UK budget: UK CGT on foreign buyers could push international investors south of the channel15 June 2017
Today’s budget revealed that from April 2015 foreign property investors will now have to pay capital gains tax (CGT) on UK properties which are not considered their main residence. Such a move could see more foreign investors choose prime markets across France, instead of those in central London.
“This move is likely to make many investors look south of the channel, which is ironic really as France has normally been Europe’s whipping boy when it comes to property tax,” said Nicholas Leach, Partner at Athena Advisors. “From a CGT perspective, France could now become a better option for investors as unlike the UK, French CGT has a taper relief system which reduces exposure the longer you own the property.”
In the UK CGT on the sale of second homes ranges from 18% to 28% depending on the owner’s tax band and from April 2015 non-resident owners will be exposed to this tax. In France, the picture is very different with a flat CGT rate of 19%. As of 1st September 2013 the taper relief term on this was reduced from 30 years to 22 years for any capital gains made since 17th August 2012. A new taper relief system for the 22 year period was also put into effect.
French CGT taper relief system on the 19% CGT over 22 years:
Under 6 years of ownership: No reduction
6th to 21st year of ownership: 6% annual reduction
22nd year of ownership: 4% annual reduction
After 22 years of ownership: The sale of the property will be exempt from CGT
“Foreign investors with short term views are likely to stick with London, but those long term plans may switch targets to Paris,” adds Leach. “Under French CGT rules, if you’ve owned a property for 15 years the 19% CGT is reduced by 60%, which represents a huge reduction in exposure. Even with the addition of any social charges, France still remains favorable as social charges also have a taper relief system in place.”
“From a French perspective the timing of this announcement couldn’t be better,” continued Leach. “Prices are soft in prime residential locations and commercial property prices are also competitive. Combine this with cheap lending and you have a market which is very attractive to international investors.”
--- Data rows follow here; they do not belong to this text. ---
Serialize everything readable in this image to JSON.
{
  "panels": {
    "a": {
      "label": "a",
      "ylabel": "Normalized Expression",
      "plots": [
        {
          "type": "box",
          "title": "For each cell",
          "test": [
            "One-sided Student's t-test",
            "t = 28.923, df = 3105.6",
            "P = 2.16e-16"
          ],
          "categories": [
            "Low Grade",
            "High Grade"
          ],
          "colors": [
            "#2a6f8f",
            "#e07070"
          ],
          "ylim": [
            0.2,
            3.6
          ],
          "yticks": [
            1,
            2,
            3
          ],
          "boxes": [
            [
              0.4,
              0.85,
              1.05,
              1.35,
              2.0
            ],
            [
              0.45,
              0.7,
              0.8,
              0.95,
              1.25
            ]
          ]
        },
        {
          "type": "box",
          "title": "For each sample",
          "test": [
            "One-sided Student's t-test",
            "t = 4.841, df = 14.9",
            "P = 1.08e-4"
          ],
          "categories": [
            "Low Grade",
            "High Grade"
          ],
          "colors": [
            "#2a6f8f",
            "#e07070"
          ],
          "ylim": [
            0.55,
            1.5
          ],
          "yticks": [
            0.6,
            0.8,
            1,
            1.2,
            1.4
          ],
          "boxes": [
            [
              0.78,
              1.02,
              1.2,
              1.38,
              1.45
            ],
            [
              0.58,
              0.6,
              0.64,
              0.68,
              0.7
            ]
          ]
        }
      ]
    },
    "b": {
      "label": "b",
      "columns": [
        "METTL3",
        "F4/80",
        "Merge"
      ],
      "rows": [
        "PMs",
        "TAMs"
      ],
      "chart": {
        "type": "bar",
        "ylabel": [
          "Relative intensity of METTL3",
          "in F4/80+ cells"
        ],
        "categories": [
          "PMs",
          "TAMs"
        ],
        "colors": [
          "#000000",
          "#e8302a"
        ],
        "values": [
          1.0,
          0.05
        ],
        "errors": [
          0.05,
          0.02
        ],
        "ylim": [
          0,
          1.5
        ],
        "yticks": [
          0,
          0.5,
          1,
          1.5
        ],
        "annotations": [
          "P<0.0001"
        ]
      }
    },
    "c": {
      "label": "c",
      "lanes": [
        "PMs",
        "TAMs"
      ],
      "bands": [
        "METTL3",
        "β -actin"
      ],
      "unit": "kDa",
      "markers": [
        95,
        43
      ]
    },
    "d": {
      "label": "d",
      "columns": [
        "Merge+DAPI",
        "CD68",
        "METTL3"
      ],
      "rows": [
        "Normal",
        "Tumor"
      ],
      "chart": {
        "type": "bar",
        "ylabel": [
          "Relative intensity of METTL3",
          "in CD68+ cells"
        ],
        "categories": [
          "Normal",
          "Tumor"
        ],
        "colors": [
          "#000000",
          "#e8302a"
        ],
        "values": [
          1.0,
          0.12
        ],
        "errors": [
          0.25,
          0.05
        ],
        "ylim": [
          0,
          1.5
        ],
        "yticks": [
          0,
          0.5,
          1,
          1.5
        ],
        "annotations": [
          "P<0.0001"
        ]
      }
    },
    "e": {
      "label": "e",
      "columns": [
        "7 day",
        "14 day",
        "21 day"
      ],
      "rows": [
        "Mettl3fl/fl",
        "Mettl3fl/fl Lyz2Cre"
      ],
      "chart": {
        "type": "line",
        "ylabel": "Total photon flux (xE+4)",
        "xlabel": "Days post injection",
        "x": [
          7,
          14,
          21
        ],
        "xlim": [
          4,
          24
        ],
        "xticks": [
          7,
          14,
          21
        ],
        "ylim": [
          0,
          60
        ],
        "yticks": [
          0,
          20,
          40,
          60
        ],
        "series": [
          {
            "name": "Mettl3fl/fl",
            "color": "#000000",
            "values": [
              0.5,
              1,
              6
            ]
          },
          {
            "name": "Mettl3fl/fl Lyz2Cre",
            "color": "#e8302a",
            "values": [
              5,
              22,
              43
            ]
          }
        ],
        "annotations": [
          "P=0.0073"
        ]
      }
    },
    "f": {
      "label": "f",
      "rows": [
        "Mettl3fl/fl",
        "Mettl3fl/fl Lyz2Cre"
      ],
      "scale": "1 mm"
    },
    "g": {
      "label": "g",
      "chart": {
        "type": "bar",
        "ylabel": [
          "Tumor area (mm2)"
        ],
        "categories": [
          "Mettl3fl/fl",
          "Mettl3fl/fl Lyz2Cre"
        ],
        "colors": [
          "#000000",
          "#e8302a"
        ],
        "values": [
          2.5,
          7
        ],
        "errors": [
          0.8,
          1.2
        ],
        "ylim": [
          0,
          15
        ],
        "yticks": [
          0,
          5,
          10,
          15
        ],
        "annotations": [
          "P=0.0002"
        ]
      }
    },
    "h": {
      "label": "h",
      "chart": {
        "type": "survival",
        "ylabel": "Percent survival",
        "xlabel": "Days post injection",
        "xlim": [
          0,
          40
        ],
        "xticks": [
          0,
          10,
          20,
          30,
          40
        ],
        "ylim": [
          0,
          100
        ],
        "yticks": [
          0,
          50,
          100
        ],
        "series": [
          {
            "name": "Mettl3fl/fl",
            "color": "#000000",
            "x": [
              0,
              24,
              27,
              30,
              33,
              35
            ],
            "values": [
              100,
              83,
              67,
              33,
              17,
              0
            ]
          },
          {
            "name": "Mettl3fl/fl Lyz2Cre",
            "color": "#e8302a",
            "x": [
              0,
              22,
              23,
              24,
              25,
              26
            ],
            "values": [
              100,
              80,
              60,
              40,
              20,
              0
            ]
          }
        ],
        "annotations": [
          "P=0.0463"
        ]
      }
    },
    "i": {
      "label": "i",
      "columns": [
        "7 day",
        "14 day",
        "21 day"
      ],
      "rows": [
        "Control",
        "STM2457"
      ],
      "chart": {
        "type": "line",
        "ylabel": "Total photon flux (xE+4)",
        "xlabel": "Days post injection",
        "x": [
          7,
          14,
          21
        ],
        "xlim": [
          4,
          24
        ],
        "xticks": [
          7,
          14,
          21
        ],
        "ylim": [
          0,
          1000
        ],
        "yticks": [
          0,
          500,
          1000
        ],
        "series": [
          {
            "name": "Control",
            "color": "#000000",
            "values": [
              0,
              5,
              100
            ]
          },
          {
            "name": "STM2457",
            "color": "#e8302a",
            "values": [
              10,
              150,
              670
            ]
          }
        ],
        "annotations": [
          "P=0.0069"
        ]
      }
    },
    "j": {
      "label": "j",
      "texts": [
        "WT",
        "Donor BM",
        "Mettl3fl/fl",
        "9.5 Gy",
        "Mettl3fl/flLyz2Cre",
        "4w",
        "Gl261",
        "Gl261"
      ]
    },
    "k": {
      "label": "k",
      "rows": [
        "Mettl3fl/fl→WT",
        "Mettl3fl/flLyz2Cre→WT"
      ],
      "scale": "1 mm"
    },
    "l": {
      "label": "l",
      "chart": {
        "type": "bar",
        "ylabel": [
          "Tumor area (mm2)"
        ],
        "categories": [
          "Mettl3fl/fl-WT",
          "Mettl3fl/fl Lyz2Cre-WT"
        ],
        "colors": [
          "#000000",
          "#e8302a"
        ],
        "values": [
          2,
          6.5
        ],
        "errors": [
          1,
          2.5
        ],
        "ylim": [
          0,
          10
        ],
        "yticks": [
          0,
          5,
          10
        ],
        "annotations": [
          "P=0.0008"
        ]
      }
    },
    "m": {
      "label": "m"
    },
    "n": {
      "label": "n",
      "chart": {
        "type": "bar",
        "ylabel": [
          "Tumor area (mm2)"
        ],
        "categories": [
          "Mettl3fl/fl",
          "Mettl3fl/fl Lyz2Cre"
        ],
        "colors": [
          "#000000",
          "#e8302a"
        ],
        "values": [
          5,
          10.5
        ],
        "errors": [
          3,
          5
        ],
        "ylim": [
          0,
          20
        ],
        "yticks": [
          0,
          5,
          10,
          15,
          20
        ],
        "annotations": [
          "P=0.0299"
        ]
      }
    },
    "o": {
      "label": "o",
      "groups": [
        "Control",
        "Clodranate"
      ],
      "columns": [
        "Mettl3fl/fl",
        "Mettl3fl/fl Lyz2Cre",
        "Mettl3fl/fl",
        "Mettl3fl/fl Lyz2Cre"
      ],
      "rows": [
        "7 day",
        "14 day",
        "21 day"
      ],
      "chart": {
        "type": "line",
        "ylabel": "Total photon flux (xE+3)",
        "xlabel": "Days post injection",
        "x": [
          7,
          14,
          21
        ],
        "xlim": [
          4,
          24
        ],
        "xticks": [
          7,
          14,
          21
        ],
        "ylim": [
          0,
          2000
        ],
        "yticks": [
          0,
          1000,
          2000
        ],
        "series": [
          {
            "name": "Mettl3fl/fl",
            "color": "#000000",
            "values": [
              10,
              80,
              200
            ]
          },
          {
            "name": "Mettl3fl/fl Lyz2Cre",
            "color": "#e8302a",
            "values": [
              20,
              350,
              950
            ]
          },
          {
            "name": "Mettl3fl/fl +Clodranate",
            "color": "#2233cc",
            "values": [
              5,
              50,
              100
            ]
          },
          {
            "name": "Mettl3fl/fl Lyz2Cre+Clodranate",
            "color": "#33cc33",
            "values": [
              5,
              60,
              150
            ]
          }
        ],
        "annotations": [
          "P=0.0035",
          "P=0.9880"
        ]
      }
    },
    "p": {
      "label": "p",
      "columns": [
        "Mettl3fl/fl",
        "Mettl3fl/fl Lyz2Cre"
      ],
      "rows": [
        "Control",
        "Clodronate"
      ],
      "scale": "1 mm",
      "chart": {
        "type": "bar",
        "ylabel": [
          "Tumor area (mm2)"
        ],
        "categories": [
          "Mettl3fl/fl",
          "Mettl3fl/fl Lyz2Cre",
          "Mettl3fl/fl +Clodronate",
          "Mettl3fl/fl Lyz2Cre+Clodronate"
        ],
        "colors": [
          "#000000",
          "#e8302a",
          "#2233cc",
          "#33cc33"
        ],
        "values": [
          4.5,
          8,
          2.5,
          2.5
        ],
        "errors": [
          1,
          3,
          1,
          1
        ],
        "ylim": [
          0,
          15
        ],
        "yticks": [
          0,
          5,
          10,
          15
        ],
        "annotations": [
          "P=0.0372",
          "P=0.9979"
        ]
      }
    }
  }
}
Additional French CGT benefits - VAT Differential on tourism properties
With properties built to cater for tourism – i.e. ‘Residences de Tourisme’, also known as Leaseback Properties – there is also an additional benefit which revolves around the 20% VAT. With Residence de Tourisme properties the government offers foreign investors a rebate of 20% as they are technically helping them with their tourism accommodation shortage.
When selling a tourism property the CGT only applies to the increase in capital gain from original price including VAT and the resale price, even though you bought the property at a price excluding VAT. This immediately provides a good base for capital appreciation which is less exempt from CGT.